Questa pratica introdotta nel 19° secolo, viene e veniva eseguita nella convinzione che migliorasse gli esiti del parto. Oggi, grazie ad una cospicua letteratura scientifica, è noto che l'episiotomia non rimane che una gratuita mutilazione dei genitali femminili. Nonostante le evidenze, questa pratica è ancora dilagante nella maggior parte degli ospedali e viene ancora insegnata nelle scuole di ostetricia. Nel 2001 220.000 le donne che hanno subito tale pratica, per nulla affatto priva di conseguenze.
Cos'è l'episiotomia:
Sentiamo il parere del Presidente della Nuova Accademia Europea di Chirurgia, Professor Micheal Stark, che afferma che l'episiotomia non sia efficace nè per accelerare il parto, nè per ridurre le lacerazioni importanti, mentre aumenta le controindicazioni per la donna.

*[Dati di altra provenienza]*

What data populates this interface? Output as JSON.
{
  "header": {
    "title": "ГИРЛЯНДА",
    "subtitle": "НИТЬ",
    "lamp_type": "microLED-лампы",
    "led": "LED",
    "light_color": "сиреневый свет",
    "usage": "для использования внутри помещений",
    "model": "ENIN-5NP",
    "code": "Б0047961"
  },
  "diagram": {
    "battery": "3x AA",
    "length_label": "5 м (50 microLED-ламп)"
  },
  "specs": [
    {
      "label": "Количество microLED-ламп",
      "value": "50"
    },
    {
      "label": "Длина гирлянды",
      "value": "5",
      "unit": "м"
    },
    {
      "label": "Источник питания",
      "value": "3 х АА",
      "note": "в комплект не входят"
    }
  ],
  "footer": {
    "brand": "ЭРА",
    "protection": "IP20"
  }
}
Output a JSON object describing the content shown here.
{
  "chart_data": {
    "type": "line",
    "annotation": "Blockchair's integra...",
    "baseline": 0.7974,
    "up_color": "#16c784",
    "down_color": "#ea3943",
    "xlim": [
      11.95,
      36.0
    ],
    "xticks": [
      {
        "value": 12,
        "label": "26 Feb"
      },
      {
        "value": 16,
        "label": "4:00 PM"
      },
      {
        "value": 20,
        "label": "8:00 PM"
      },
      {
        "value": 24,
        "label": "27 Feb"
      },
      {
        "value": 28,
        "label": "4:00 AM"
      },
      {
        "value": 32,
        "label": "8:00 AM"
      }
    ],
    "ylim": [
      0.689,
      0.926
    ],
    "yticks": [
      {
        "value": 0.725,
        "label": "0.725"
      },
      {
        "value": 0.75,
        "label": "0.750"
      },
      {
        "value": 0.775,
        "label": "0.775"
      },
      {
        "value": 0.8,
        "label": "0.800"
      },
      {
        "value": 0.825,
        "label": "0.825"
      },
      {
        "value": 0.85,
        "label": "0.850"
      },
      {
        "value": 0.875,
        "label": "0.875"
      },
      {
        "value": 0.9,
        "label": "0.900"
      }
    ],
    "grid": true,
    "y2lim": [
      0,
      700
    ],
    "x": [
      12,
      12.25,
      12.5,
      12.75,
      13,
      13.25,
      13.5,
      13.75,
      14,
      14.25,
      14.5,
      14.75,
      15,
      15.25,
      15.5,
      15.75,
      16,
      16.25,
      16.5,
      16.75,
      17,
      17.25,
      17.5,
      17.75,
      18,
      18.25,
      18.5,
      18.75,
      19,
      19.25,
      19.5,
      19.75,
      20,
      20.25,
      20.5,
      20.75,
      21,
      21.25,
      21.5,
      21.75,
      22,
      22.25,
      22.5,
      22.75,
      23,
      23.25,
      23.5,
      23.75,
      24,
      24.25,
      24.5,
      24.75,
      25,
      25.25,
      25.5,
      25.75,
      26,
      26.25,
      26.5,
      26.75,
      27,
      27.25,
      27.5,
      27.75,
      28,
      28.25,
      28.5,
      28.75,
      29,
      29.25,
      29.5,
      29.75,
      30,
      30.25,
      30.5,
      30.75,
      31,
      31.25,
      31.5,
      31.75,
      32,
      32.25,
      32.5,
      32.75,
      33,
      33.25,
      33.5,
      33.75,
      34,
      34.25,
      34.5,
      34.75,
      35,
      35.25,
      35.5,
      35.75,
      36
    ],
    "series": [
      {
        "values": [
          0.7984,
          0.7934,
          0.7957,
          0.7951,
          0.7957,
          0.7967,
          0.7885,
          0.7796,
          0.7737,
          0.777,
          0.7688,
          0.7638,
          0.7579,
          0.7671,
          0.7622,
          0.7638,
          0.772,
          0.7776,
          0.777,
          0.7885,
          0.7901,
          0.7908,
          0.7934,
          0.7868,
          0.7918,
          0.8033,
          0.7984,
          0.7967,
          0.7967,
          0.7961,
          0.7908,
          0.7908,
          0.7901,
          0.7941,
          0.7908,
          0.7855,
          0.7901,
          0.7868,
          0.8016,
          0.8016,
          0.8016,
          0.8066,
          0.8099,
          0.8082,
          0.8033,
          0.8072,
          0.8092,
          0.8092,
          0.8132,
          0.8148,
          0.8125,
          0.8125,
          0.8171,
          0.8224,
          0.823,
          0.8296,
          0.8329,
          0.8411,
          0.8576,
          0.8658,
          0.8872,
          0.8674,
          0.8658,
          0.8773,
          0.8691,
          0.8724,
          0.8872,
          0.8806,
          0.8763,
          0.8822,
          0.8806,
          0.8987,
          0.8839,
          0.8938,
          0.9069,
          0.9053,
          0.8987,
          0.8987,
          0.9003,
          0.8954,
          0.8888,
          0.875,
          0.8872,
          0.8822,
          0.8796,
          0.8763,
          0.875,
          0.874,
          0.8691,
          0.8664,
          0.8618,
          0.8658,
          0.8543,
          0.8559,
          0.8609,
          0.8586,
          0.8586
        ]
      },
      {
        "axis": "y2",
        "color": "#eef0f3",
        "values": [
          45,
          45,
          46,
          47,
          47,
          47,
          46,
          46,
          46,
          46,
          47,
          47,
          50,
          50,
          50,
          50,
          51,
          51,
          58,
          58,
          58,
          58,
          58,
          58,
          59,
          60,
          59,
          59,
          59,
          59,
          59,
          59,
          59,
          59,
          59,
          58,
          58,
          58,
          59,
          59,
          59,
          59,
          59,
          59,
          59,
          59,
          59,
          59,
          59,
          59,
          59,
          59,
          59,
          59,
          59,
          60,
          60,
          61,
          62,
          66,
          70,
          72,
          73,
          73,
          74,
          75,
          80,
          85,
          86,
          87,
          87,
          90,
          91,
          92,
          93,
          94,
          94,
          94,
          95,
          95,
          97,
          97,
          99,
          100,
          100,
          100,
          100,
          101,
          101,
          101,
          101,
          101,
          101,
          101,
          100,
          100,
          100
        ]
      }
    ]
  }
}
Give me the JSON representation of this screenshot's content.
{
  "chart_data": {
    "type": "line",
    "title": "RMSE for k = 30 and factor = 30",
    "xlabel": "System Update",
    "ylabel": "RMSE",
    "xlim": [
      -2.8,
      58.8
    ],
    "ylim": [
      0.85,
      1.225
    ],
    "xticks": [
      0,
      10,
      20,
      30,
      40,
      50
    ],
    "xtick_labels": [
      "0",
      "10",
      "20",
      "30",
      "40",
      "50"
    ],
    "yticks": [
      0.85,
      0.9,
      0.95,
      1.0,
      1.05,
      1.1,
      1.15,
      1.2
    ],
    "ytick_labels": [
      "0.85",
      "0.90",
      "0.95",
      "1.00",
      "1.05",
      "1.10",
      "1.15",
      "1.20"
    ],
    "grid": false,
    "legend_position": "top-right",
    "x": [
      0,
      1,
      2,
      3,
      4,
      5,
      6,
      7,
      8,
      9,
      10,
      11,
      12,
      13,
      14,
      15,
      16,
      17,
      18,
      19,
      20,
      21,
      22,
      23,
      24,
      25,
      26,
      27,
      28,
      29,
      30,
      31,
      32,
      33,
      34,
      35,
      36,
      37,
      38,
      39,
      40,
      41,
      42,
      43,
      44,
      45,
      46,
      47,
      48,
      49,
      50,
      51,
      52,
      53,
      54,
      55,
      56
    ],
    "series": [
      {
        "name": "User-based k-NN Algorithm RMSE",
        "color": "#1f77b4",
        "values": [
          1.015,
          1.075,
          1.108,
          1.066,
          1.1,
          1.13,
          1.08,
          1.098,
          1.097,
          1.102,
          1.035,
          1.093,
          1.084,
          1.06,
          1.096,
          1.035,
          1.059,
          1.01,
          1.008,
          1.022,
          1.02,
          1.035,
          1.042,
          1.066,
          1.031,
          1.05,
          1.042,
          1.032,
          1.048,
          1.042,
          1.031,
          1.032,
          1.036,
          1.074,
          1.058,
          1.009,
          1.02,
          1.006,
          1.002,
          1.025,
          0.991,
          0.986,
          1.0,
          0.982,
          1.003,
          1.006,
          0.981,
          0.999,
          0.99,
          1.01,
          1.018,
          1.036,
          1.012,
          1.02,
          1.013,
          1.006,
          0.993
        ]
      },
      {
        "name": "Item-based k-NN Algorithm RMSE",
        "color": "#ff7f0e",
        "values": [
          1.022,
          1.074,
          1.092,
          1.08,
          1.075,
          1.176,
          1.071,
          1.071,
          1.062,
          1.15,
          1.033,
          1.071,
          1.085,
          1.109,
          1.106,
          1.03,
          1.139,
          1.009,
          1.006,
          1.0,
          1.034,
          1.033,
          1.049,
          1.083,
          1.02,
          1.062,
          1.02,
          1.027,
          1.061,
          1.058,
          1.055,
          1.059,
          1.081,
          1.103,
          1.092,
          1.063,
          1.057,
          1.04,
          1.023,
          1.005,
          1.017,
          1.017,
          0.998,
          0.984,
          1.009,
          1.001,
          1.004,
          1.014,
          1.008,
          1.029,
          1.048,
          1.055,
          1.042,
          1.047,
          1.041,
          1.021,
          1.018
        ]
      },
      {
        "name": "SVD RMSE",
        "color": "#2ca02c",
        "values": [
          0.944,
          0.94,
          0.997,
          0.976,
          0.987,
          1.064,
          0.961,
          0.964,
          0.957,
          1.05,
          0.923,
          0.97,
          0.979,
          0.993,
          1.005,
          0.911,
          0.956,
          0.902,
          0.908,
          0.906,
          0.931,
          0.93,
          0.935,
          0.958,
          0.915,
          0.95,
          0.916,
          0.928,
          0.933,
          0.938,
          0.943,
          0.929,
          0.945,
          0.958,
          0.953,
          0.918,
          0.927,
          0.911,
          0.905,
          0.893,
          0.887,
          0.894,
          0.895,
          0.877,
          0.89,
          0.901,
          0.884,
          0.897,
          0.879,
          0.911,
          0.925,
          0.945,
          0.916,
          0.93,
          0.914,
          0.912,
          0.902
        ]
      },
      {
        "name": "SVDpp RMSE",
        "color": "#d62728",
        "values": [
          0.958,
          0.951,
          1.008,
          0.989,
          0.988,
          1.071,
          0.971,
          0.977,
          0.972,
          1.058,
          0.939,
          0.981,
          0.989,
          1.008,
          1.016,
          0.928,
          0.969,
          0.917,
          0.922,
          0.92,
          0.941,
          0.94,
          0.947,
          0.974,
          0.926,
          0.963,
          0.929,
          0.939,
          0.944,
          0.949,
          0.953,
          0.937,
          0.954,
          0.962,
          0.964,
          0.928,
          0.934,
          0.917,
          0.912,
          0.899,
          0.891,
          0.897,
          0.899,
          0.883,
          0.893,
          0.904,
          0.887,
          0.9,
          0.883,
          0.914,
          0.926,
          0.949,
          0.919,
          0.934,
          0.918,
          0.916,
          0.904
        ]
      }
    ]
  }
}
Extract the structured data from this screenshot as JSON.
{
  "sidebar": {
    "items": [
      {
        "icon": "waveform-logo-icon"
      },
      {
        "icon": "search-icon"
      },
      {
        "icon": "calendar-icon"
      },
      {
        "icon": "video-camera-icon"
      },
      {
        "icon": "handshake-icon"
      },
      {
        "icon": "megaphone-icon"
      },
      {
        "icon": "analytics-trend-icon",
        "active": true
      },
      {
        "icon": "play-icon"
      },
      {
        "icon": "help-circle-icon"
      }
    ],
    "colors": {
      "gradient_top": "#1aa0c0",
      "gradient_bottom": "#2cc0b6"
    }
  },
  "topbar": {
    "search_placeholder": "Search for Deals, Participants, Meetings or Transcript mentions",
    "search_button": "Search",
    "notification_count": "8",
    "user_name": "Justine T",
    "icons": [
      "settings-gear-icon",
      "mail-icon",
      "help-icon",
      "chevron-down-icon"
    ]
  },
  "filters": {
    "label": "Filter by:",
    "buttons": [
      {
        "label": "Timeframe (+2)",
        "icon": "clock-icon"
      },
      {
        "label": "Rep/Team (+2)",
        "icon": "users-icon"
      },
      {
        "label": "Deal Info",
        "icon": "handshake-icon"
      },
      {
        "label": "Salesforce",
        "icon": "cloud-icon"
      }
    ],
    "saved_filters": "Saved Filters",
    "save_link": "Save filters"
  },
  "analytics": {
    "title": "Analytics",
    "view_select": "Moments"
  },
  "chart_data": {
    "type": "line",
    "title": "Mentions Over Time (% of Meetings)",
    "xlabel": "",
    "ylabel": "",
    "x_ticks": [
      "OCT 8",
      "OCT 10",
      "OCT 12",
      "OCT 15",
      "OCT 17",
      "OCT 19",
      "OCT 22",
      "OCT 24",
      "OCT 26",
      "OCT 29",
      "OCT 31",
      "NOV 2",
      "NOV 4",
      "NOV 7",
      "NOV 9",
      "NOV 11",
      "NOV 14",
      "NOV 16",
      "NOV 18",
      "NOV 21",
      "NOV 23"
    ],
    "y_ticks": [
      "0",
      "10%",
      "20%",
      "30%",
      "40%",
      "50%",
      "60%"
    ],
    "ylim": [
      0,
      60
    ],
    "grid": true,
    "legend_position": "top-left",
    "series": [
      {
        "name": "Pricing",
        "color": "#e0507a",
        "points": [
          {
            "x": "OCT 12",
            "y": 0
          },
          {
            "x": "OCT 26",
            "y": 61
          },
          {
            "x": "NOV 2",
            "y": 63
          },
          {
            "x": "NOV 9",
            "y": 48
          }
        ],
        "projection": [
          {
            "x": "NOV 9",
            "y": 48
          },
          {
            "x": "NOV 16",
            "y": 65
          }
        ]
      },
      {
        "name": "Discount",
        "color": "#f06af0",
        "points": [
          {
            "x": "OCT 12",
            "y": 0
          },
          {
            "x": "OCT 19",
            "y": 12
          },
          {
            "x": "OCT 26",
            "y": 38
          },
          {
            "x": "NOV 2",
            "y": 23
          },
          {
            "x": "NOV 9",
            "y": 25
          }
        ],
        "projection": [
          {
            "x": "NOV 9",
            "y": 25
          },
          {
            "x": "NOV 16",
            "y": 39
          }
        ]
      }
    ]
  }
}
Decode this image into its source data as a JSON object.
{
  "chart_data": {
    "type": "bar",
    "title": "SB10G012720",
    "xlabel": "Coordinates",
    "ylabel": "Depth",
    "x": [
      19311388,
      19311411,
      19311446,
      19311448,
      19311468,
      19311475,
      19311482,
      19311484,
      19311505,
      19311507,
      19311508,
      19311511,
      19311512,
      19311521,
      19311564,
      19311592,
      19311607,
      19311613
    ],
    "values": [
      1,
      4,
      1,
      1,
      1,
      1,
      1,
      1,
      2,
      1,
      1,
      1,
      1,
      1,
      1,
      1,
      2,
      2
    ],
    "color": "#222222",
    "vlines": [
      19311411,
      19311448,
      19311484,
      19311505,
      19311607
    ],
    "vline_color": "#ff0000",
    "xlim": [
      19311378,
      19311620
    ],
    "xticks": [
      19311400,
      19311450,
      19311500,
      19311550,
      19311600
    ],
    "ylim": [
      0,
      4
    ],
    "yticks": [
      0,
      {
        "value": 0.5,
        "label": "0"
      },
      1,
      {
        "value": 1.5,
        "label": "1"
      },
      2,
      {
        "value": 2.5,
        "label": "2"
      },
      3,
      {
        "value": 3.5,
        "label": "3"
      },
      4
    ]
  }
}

Il parere di Micheal Stark sull'episiotomia (tradotto in italiano)
E' di oggi la notizia che la Suprema Corte (terza sezione civile, sentenza n.11958) ha accolto il ricorso di due coniugi: la donna, durante il travaglio del parto, era stata sottoposta a un intervento di episiotomia riportando lesioni gravi permanenti con un'irreversibile incontinenza anale. Ciò aveva avuto gravi ripercussioni sulla sua vita sessuale e su quella del marito, e entrambi si erano rivolti al giudice contro l'ente sanitario Ausl Roma G per ottenere il risarcimento di tutti i danni, biologico, patrimoniale e non.
Il ricorso accoglie l'istanza sull'esiguità della somma stabilita dai giudici, sottolineando che "deve considerarsi anche il pregiudizio non patrimoniale consistente nella sofferenza morale determinata dal non poter fare e quindi anche la menomazione di quella particolare dignità della affectio coniugalis nelle sue manifestazioni amorose". Infatti, il danno morale va in questi casi riconosciuto perchè il "pregiudizio serio attiene al valore costituzionale del matrimonio e della sua vita comune - osservano i giudici di 'Palazzaccio' - e pertanto non di sola salute si tratta, ma della stessa essenza della vita coniugale, come si desume dall'articolo 29 della Costituzione".
Il risarcimento, infine, spetta, nel caso in esame, anche se con "valutazione autonoma" a entrambi i coniugi, sia per il "gravissimo handicap che quotidianamente affligge" la donna, sia per "la posizione soggettiva, costituzionalmente protetta, del coniuge in relazione al diritto a una vita coniugale completa".